Heads of state, dignitaries, and the famous are flying in over the coming days. President Barack Obama, the pope, the Queen of England, UK Prime Minister David Cameron, the Dalai Lama, and former US President Bill Clinton will mix it up with artists, actors, and top shelf celebrities, among whom Mandela had many friends.

Some of those expected include U2 frontman Bono, singer Annie Lennox, Microsoft founder Bill Gates, talk show host Oprah Winfrey, and supermodel Naomi Campbell. 

In announcing Mandela's passing,  Zuma also announced a period of national mourning: Condolence books will be opened at all South Africa’s foreign embassies as well as at his former home in Soweto, which is now a popular museum.

A special sitting of parliament will be held Monday in Cape Town, South Africa’s legislative capital.

On Tuesday, a “ceremony of remembrance” is slated for the Soweto soccer stadium that held the World Cup finals. The stadium is Africa’s largest, with a capacity of 95,000. In July 2010 the stadium was the site of Mandela’s last public appearance. He was driven onto the football pitch in a golf cart for the cup’s closing ceremony. Mandela was accompanied by his wife, Graca, and appeared resplendent in a bear-skin hat.
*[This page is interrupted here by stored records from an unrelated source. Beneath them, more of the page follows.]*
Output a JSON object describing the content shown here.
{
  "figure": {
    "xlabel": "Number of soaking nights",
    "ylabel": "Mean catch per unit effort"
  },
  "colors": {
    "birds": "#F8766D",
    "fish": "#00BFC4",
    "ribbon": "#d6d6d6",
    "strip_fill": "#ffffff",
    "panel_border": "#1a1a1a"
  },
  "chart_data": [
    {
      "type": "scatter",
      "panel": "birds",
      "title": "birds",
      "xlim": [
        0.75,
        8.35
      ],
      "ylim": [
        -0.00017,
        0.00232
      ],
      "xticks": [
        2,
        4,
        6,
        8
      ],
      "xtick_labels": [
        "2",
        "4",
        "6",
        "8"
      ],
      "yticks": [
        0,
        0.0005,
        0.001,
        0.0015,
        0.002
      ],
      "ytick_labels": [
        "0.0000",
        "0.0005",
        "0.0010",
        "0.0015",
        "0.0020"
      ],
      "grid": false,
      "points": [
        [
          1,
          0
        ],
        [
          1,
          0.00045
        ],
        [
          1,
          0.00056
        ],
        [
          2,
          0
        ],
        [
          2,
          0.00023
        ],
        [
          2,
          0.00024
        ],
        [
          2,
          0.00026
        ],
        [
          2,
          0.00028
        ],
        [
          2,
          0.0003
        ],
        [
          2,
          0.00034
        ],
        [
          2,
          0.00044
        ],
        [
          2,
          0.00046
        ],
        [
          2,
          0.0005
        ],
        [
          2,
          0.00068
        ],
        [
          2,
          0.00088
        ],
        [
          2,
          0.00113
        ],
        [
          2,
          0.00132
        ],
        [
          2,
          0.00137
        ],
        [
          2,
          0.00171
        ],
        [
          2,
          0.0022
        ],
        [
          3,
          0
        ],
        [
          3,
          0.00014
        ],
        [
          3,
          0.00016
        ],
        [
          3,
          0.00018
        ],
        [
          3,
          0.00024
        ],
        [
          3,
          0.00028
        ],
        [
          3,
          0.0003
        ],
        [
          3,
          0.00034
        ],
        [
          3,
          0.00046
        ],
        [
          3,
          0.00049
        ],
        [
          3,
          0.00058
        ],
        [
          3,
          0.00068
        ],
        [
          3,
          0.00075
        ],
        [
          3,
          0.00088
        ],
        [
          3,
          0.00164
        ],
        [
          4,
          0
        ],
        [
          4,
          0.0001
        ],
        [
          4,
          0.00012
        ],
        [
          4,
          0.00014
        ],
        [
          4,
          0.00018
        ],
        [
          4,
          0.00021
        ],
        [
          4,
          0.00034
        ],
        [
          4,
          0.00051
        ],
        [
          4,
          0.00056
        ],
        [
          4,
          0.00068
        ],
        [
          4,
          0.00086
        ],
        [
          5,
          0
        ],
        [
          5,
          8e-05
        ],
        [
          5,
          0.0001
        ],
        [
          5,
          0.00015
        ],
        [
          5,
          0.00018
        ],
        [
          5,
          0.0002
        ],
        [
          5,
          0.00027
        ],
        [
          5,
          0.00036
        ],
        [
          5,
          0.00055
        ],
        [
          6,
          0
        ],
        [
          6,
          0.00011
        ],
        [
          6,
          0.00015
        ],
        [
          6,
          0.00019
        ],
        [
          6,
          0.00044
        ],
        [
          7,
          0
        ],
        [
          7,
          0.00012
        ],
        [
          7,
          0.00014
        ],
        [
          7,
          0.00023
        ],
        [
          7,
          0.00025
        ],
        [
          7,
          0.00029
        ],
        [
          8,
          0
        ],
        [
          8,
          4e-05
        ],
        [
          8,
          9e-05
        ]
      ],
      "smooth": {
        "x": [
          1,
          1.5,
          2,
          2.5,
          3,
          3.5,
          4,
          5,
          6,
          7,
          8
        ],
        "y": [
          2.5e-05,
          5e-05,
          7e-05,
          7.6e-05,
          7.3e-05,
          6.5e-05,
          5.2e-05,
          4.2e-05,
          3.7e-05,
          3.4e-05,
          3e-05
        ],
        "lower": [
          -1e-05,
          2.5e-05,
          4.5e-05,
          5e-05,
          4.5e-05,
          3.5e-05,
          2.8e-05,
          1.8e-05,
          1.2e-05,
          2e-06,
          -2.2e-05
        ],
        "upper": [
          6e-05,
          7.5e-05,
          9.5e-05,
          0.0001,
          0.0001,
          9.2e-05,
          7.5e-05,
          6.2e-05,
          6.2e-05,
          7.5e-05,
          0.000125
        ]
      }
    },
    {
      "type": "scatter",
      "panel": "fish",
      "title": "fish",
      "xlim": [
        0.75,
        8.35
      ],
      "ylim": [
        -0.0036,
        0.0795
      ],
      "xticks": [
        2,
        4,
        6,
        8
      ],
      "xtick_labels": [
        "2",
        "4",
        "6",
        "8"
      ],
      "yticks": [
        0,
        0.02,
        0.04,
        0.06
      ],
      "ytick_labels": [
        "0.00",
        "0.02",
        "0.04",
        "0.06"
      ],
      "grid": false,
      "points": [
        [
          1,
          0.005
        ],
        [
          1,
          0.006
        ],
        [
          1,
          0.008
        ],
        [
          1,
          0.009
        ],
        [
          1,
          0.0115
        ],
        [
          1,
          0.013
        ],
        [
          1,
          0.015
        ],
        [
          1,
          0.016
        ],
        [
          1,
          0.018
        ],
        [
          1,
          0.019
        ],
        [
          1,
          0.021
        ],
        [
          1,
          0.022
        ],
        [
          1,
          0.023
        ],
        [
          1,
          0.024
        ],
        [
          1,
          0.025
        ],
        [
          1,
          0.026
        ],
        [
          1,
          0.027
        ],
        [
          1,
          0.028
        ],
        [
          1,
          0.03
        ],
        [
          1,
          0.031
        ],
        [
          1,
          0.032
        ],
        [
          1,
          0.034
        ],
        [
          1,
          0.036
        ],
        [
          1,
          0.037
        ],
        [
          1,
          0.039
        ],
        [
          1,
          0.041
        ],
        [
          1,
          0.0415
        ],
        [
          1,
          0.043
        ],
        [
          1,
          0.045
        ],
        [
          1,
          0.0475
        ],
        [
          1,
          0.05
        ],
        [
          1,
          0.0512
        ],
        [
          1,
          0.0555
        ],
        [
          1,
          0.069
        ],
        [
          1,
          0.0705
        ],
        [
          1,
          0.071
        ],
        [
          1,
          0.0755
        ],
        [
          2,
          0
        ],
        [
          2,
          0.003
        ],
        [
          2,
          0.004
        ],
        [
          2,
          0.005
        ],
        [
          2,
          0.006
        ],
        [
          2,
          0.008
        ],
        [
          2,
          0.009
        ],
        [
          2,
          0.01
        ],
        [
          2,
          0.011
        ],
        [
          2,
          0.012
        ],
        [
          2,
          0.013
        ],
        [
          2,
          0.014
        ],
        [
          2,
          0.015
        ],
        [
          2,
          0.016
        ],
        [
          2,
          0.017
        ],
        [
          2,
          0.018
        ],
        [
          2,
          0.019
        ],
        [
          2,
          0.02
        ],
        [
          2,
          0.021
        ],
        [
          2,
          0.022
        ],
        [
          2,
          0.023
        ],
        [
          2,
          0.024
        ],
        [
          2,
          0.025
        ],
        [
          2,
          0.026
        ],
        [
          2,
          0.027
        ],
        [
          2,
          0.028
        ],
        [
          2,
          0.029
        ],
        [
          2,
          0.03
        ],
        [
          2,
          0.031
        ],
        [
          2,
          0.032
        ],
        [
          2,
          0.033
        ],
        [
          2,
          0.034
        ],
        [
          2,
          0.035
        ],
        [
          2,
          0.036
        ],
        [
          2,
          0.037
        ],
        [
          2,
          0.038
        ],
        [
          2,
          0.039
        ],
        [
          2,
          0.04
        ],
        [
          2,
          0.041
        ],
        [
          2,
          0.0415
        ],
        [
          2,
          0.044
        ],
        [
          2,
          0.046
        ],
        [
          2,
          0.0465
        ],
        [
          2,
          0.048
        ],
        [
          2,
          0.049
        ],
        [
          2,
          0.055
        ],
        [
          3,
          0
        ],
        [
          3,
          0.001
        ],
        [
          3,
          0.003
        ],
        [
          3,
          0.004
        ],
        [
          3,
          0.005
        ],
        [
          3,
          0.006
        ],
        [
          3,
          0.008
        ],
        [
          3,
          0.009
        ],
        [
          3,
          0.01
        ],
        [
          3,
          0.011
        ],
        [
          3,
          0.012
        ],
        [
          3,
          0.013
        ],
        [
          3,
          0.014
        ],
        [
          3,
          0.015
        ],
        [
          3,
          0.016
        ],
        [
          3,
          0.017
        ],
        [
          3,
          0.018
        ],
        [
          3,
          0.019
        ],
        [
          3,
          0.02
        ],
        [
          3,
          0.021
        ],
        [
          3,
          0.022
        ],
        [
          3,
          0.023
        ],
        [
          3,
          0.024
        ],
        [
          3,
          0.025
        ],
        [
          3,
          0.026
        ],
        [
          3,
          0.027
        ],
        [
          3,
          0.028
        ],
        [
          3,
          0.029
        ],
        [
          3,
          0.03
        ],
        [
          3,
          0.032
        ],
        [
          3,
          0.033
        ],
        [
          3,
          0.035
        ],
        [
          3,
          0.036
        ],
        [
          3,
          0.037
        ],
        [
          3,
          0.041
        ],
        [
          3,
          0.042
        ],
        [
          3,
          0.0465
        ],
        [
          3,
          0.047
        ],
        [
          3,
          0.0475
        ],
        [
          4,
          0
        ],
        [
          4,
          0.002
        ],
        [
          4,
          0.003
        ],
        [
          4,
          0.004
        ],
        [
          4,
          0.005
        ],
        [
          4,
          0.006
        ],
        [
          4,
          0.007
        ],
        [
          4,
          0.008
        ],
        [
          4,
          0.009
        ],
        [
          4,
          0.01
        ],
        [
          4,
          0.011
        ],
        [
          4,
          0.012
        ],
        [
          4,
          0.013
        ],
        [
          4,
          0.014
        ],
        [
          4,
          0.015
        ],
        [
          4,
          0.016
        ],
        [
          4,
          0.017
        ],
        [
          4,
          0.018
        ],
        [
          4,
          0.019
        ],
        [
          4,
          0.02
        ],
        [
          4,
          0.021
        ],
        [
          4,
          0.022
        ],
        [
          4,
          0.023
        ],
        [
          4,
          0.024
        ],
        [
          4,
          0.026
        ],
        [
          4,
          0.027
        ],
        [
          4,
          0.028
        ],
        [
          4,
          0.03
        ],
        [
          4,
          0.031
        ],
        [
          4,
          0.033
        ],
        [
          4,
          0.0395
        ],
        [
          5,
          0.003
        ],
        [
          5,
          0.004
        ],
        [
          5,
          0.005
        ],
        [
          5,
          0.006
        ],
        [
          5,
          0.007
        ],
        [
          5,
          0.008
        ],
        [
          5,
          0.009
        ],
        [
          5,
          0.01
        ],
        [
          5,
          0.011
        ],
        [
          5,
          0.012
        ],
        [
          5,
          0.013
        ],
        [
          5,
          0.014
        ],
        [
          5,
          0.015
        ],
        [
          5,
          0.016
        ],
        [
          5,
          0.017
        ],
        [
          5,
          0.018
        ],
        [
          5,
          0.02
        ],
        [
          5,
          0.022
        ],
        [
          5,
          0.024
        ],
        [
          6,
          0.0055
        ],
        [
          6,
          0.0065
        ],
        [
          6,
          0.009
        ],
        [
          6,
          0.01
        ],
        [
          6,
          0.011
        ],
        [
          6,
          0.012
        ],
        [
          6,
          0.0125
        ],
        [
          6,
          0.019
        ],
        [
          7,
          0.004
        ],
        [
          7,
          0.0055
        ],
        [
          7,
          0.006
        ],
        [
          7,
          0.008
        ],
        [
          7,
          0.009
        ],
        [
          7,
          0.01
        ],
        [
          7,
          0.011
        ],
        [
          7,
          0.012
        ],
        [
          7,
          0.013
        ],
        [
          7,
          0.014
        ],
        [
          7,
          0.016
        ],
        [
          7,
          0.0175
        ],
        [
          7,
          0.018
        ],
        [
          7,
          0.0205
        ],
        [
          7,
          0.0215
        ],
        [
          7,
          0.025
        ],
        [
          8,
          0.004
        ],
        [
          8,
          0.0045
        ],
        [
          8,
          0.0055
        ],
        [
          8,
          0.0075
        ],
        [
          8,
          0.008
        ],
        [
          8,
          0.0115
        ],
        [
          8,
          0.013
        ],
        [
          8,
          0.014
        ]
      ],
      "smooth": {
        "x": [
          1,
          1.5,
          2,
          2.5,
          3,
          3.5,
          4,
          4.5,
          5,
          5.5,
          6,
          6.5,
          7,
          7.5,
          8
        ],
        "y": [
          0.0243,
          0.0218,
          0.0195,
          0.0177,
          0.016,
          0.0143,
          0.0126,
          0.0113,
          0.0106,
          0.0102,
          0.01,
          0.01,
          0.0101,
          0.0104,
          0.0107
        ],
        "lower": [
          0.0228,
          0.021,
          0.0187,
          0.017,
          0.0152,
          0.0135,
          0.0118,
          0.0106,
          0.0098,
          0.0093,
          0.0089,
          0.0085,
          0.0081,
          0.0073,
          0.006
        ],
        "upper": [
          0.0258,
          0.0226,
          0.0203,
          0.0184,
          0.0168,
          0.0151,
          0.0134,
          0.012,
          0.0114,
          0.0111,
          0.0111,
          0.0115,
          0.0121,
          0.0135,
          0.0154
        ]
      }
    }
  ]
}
Now the stadium will be packed with people eager to play their part in celebrating Mandela’s life. In typical African fashion, singing and dancing will play a key role in the event, and Archbishop-emeritus Desmond Tutu, a long-time friend of Mandela, is expected to host. The proceedings will appear on big screens put up in Soweto, Pretoria, and Cape Town.

After Mandela's body lies in state in Pretoria on Wednesday, Thursday, and Friday, events will move to Qunu, where the funeral cortege will be met by Zuma and a full military contingent who will accompany it on a 15-mile procession along a road lined with people, to its final resting place at his home.

The burial of Mandela will be in accordance with the traditions of his Xhosa tribal roots and it has been described as a private, family event – with a handful of celebrities and dignitaries closest to him thought likely to be invited.

Xhosa tradition usually includes the slaughter of a cow or sheep, periods of prayer, singing, and silence, and the possessions of the loved one placed inside their grave. 

As a lover of good food, whose personal cook is a celebrity in her own right in South Africa, Mandela is likely to have stipulated that a final feast be held in his honor.

No one knows for sure what will come after the official ceremonies to bid farewell to Nelson Mandela are over.

There could be some kind of popular backlash against the African National Congress, the party that Mandela once led.

Although it has made gains in social welfare, policing, housing, and healthcare, the ANC  is widely seen as having failed to redress the gaping inequalities which keep many of its countrymen languishing in poverty.

Many people here still vote for the ANC because it is Mandela’s party, and due to a feeling of loyalty for the freedom he brought.

But there is a belief that Mandela’s passing could mark the breaking of that bond.